Warren Buffett: Zero interest rates have created a 'sea change' in finance
Billionaire investor Warren Buffett said Saturday that near-zero interest rates have completely changed the financial landscape, warning that the consequences of easy money policies remain an unanswered question.
As the COVID-19 pandemic gripped the United States last year, the U.S. central bank slashed interest rates to near zero and began aggressively absorbing assets to prevent another financial crisis.
Among the Federal Reserve’s purchases: government debt. Those actions allowed the Trump and Biden administrations to issue debt at lower rates, to finance the massive relief packages that sent trillions to households and businesses.
“It causes stocks to go up, it causes business to flourish, it causes an electorate to be happy, and we'll see if it causes anything else,” Buffett said at Berkshire Hathaway’s annual shareholder meeting, held virtually and exclusively live-streamed by Yahoo Finance.
The Fed has said it will hold steady on its easy policy until the recovery shows signs of substantial further progress.
Buffett said the effect of near-zero short-term interest rates has created an “incredible change in the valuation of everything” because of the reduced incentive to hold relatively risk-free government debt.
He illustrated the example of holding $100 billion in short-term Treasury bills (Buffett noted that Berkshire Hathaway holds more than that), which would now yield about $20 million at a yield of two basis points. Before the pandemic, Buffett said those holdings would have raked in about $1.5 billion a year.
“It’s been a sea change,” Buffett said. “It was designed to be that — that’s why the Fed moved the way they did, they wanted to give a massive push.”
That push has contributed to a run-up in higher yielding assets, from tech stocks to Special Purpose Acquisition Companies (SPACs).
Fed Chairman Jerome Powell said Wednesday that the broad run-up in market prices may be linked in part to the central bank’s easy money policies, but said optimism over getting to a post-pandemic world is the main driver.
Winners and losers?
For stocks, Buffett said low rates make stocks look like “bargains.” The reason: higher interest rates would comparatively erode more from a company’s cash flows.

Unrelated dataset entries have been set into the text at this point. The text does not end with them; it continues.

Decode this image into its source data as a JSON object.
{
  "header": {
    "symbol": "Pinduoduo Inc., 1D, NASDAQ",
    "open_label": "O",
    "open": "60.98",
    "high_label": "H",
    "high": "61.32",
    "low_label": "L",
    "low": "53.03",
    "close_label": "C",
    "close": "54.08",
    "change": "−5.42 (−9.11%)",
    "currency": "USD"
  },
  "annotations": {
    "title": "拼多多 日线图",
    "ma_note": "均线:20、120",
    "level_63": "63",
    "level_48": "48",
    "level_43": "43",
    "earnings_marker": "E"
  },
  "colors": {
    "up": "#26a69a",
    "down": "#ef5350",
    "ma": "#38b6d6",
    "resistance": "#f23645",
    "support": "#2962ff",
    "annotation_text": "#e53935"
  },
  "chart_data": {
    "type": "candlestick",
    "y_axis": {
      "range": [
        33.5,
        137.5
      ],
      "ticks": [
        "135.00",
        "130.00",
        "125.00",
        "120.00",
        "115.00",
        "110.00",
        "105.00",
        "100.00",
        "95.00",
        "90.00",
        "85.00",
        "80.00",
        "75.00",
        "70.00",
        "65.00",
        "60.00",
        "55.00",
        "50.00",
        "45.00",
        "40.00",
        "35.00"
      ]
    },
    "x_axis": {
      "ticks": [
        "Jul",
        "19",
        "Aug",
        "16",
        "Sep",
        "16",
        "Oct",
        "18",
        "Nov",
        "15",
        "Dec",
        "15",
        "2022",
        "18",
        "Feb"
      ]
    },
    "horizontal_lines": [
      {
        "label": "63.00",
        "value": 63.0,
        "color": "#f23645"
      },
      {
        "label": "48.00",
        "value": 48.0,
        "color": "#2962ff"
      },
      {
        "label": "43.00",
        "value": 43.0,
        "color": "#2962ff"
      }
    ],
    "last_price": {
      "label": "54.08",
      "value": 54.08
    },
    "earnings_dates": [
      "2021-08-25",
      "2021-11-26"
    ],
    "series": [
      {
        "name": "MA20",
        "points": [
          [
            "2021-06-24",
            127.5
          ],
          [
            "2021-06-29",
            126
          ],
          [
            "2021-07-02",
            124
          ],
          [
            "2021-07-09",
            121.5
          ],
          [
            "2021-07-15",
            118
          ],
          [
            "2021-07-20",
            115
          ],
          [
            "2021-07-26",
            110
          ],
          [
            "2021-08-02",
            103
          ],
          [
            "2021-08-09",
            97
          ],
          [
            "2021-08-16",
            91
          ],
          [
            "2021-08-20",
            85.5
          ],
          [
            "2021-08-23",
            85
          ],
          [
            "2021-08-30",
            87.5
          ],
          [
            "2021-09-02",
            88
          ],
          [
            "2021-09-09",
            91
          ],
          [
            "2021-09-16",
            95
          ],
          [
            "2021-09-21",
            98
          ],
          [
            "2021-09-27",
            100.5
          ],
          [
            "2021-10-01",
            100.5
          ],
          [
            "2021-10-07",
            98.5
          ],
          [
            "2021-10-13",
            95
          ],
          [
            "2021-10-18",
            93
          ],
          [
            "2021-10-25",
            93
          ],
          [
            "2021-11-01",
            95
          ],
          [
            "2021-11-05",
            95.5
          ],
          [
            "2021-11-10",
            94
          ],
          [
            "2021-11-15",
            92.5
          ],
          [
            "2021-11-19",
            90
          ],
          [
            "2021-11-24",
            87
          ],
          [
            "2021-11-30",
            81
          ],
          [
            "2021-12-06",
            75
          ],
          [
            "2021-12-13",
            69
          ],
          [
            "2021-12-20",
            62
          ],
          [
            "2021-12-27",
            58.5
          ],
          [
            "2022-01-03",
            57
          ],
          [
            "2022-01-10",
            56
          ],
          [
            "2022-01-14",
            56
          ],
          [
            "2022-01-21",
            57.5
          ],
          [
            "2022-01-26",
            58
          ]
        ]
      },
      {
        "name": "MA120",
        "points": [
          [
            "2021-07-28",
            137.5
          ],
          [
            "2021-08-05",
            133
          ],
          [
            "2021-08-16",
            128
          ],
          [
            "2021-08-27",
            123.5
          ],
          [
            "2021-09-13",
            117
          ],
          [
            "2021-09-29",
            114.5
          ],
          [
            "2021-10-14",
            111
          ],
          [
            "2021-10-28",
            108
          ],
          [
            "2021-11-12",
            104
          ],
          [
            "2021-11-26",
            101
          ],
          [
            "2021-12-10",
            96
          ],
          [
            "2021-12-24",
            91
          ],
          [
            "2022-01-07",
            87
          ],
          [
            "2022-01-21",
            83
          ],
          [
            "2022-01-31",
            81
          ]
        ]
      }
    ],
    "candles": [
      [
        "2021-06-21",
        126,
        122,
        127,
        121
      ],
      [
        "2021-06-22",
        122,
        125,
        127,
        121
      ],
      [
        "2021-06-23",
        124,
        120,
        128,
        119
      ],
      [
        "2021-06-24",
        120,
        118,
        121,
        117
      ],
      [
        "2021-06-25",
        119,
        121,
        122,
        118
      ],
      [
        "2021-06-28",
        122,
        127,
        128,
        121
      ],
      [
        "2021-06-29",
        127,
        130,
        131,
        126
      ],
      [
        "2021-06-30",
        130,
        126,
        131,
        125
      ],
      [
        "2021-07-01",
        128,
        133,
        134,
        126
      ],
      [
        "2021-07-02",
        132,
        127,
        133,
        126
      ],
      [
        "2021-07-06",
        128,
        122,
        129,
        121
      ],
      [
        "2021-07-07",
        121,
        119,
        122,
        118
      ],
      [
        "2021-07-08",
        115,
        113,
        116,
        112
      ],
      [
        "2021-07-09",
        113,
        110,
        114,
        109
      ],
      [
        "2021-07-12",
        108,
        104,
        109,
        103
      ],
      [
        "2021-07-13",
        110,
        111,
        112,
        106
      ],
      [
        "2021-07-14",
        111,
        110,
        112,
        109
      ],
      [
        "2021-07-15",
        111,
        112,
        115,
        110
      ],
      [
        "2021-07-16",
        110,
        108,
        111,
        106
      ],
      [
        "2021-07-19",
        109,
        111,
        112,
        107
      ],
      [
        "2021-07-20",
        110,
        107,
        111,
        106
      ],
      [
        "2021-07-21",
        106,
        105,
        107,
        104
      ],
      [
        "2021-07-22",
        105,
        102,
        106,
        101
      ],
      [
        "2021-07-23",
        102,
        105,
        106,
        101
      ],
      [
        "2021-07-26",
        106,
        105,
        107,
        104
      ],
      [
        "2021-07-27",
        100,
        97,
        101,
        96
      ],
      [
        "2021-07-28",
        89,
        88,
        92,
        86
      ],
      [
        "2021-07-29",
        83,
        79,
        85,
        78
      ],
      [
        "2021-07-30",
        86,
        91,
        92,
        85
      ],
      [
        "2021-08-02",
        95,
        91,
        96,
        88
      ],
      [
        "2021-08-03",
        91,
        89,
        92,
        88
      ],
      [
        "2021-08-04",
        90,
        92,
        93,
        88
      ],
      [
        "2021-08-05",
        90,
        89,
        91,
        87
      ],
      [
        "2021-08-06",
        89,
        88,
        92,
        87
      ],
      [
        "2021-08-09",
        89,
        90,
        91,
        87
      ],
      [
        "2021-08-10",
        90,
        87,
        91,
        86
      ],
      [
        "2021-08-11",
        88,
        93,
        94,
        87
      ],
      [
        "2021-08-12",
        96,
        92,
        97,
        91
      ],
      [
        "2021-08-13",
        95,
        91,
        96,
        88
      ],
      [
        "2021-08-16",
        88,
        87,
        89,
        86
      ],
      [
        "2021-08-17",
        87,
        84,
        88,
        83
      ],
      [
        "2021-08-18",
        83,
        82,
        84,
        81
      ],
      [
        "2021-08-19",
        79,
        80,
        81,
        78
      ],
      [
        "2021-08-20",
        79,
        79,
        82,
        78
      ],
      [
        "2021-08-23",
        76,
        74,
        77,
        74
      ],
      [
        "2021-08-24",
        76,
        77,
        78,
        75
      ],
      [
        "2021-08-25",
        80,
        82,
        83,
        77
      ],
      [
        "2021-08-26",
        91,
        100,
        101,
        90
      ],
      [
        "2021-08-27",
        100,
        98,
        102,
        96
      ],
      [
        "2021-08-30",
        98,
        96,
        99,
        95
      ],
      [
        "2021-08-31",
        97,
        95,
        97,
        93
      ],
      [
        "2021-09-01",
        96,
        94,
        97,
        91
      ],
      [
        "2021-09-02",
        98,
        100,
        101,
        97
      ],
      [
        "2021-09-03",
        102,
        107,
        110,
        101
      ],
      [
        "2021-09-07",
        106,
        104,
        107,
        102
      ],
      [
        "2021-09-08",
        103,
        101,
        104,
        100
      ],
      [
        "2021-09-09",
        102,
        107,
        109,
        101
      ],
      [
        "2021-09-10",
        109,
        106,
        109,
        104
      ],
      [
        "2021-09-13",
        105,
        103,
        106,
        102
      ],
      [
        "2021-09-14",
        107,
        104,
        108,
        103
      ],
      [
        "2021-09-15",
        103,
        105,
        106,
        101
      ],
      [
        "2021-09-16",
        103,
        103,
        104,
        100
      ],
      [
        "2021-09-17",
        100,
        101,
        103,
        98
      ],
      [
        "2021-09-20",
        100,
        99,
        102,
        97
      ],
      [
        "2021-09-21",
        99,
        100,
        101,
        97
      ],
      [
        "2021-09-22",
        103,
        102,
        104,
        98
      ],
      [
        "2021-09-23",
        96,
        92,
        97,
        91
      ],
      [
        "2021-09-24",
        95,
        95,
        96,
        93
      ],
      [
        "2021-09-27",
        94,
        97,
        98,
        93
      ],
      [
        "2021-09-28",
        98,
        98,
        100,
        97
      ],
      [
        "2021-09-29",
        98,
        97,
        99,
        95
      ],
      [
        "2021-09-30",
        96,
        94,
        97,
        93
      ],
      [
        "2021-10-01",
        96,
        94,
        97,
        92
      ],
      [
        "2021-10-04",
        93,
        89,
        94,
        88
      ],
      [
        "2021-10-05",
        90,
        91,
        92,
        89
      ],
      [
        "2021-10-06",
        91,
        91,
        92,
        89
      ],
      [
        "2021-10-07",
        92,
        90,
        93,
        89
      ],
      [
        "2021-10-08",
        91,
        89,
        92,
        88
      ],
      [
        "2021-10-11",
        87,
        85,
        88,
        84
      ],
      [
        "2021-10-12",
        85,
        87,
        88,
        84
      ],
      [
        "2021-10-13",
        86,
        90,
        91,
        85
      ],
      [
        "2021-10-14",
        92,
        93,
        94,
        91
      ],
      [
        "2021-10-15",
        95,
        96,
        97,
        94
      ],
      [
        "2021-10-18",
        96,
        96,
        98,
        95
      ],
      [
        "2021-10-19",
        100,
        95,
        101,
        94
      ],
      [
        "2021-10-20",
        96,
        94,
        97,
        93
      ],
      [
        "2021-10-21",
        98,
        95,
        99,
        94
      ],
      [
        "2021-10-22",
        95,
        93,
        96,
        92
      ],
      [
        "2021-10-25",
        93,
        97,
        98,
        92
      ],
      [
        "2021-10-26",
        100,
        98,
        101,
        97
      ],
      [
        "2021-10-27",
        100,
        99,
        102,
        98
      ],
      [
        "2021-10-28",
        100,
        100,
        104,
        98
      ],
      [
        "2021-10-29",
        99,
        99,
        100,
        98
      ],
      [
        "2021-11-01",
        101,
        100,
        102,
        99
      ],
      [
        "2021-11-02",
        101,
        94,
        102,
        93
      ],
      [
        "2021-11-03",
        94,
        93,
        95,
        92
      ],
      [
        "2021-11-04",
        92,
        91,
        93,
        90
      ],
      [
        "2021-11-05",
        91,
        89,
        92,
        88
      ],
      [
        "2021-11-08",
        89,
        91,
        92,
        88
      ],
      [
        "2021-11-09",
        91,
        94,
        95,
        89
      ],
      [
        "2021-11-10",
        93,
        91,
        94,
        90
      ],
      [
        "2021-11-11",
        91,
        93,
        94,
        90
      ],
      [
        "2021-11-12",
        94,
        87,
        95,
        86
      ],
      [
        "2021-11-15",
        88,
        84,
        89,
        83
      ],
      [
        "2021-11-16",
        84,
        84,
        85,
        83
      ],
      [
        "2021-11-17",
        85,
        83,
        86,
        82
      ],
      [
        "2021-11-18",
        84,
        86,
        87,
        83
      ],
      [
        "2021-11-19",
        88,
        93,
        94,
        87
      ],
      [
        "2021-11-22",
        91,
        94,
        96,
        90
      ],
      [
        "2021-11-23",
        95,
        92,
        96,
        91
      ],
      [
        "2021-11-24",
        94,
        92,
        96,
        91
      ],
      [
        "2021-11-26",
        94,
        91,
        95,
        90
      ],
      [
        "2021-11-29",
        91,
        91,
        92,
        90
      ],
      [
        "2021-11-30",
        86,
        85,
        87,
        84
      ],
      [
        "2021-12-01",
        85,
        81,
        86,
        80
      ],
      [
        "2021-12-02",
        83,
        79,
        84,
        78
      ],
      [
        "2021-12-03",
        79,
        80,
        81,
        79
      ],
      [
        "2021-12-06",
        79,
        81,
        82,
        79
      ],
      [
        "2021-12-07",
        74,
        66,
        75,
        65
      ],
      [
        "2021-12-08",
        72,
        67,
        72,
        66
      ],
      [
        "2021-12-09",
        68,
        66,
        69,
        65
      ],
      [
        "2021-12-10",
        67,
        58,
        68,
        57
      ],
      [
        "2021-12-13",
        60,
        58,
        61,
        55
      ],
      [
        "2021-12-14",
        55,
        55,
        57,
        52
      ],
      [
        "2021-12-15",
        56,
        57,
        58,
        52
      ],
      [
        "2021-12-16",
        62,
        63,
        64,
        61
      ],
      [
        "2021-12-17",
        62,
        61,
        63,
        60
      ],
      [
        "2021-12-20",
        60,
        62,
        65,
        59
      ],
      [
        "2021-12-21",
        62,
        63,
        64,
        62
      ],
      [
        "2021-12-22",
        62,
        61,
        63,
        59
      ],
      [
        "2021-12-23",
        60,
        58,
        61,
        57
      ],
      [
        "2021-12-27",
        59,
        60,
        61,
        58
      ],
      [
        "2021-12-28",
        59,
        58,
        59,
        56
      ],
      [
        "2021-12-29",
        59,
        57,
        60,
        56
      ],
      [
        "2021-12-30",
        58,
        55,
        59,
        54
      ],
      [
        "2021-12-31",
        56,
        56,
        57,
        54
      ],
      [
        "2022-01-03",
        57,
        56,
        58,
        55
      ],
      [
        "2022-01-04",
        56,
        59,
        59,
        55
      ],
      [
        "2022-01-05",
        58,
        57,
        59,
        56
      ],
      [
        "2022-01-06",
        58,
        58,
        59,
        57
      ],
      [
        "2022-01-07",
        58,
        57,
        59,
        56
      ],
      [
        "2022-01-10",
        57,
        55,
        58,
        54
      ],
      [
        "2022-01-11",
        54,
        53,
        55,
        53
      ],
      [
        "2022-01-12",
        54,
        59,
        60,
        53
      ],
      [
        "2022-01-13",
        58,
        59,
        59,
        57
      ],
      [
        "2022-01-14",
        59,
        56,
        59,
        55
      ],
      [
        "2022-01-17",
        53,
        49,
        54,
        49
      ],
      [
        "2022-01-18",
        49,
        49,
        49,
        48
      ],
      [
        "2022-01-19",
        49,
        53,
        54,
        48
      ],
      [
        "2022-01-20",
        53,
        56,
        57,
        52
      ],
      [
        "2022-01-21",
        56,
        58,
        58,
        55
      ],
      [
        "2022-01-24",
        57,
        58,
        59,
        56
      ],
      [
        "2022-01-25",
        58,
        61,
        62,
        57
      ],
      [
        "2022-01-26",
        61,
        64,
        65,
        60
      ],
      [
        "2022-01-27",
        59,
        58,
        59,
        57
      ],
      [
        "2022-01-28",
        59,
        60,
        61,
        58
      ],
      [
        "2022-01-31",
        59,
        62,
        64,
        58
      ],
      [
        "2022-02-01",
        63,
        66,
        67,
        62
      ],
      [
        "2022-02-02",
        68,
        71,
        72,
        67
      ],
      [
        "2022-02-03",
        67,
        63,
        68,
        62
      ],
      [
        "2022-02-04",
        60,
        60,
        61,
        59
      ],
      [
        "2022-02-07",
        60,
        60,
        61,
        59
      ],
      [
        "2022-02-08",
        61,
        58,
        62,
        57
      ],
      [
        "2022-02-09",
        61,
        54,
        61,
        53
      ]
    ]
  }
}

“Interest rates are to the value of assets what gravity is to matter,” Buffett said, joking later that “if I could reduce gravity’s pull by about 80%, I'd be in the Tokyo Olympics jumping.”
Cheap borrowing costs also help the households and businesses hurt most by the pandemic, the same targets of fiscal relief measures.
Buffett’s long-time business partner, Charlie Munger, added during the meeting that lower rates may also narrow the inequality between younger and older generations.
“[They’re] going to have a hell of a time getting rates compared to our generation, so the differences between the rich and the poor in the generation that's rising is going to be a lot less,” Munger said.
The losers from low rates, according to Buffett, were banks that had to lower their interest rates on loans. In the depths of the pandemic, Berkshire sold holdings in banks like JPMorgan Chase (JPM) and Goldman Sachs (GS).
Buffett said Saturday he still likes banks “generally,” but wanted to reduce Berkshire’s exposure to the “possible risk” that he admits did not fully materialize.
“We'll see where it all leads, but Charlie and I consider it the most interesting movie by far we've ever seen, in terms of economics,” Buffett said.